Tony Constanza had sung like a canary after coming out of sedation for surgery on the previous Saturday afternoon. Even though his hospital room was guarded by half a dozen FBI agents, he was obviously terrified that the
Organizatsiya
hit men would come after him as soon as they learned that he was alive. Constanza must have figured that his best chance was to squeal and to squeal quickly, before Yaponchik, Zuker, and the others discovered where he was being guarded. He obviously had a healthy respect for their lethal capabilities. He also had some enthusiasm for being in the Witness Protection Program and living—he was quite specific about this—in Bozeman, Montana.
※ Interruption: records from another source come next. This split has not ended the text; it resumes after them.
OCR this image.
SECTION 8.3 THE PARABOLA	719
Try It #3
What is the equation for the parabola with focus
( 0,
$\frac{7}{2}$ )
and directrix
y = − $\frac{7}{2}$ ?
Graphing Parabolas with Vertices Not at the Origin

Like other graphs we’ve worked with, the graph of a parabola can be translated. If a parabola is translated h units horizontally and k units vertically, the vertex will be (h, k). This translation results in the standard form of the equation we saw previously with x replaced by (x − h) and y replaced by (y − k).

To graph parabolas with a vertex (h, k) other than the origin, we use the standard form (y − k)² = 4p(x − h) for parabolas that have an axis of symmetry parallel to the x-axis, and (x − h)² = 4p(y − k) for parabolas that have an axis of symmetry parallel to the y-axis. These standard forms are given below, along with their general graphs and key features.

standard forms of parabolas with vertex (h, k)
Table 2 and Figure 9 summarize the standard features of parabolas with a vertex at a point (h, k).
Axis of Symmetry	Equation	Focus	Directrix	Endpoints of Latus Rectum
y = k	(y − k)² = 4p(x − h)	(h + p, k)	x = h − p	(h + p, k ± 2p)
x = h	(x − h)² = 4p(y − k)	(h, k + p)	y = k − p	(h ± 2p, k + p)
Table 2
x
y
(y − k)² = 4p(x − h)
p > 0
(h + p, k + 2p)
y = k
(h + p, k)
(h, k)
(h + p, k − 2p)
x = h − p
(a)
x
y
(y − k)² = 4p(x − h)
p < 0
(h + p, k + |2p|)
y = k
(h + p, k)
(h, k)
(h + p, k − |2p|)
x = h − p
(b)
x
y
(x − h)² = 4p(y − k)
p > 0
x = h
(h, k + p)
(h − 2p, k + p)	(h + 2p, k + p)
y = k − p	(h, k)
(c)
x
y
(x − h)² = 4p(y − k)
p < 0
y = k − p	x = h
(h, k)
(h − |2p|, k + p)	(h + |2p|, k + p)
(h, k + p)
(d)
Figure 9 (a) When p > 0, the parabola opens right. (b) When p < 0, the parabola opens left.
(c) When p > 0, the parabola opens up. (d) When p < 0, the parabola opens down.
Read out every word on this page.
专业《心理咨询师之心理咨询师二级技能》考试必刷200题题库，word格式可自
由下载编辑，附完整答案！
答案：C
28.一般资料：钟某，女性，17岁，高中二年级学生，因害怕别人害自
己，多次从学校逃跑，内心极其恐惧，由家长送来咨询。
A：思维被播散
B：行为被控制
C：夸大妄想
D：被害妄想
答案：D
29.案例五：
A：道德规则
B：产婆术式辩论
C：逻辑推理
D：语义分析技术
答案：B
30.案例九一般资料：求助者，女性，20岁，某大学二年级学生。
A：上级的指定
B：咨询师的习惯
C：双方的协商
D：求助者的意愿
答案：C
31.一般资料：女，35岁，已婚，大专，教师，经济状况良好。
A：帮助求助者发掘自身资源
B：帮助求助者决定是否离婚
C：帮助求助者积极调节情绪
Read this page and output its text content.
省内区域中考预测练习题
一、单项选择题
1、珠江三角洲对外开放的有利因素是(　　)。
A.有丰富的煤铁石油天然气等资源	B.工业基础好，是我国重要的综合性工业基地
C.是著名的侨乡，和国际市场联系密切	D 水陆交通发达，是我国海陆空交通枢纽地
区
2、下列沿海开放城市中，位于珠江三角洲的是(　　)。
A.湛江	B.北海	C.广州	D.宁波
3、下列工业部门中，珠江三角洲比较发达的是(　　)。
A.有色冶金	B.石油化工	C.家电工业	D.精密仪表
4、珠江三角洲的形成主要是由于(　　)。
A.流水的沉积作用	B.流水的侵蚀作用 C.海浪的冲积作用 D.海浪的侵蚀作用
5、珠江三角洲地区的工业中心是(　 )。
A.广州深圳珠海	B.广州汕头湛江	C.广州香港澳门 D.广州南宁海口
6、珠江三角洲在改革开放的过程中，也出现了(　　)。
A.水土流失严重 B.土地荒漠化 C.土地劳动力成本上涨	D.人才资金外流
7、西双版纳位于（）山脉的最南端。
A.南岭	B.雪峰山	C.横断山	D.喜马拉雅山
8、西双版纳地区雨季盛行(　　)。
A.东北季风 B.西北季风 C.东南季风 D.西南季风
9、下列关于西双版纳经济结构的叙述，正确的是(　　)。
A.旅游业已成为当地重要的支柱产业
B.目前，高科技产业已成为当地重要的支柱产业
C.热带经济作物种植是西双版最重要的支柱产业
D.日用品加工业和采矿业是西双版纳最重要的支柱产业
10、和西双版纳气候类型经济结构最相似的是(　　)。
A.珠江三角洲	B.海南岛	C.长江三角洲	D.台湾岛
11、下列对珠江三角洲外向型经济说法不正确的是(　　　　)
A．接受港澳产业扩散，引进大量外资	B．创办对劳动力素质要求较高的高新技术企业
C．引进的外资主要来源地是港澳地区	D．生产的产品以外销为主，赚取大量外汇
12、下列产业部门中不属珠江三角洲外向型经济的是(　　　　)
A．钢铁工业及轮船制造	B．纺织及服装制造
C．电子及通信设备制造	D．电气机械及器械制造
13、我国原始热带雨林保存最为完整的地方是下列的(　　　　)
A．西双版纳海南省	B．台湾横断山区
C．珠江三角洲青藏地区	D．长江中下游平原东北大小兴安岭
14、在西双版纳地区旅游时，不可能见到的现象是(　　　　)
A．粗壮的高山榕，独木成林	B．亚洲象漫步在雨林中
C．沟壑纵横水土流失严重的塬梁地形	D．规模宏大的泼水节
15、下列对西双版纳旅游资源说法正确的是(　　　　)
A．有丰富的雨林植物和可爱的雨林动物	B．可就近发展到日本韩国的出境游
Constanza said that he didn't know exactly where the Russians were holed up, but that it was “like a ranch house, you know, all by itself, somewhere out beyond Santa Anita Racetrack somewhere past Sierra Madre Boulevard…up in the brown hills there with all that tumbleweed shit.” The FBI had already received such an address from an anonymous mailing—it was the address of one of the phone numbers that Dar had seen Dallas Trace dial during his overnight surveillance of Trace's house. Now the FBI's own surveillance pinpointed the house and confirmed the presence of the five Russians.

SAC James Warren assigned twenty-three FBI agents to carry out constant surveillance on the location—a Mediterranean-style ranch house set half a mile from its nearest neighbor—from that Saturday evening. He told Sydney Olson that he would have preferred to move in immediately, but that it would take several days to obtain search and arrest warrants for the others now being incriminated by Constanza, and any premature arrest of the Russians would have tipped everyone else. In the meantime, every move the Russians made was being followed carefully by FBI agents in vans, via undercover roles as phone-company and street-repair people, by video surveillance, and by helicopter. The phone line into the house was not only tapped, it was trapped. Warren had twenty more agents with tactical assault training available at a minute's notice. Pasadena, Glendale, Burbank, and LAPD SWAT teams were volunteering to help, even though they knew no details of the operation.

The first arrests took place Sunday morning when LAPD Detectives Fairchild and Ventura were called into separate offices by Internal Affairs Divisions, told to surrender their shields, weapons, clips, and IDs, and told that they were to be formally charged with accessory to fraud and conspiracy to murder the four FBI agents. Ventura was informed that IAD and the FBI knew about the secret transfer of funds to his newly established offshore accounts—installments of $85,000, $15,000, and $23,000. No bank transfers had been found in Detective Fairchild's name, but the officer was informed that the investigation was still ongoing. Both detectives were interrogated.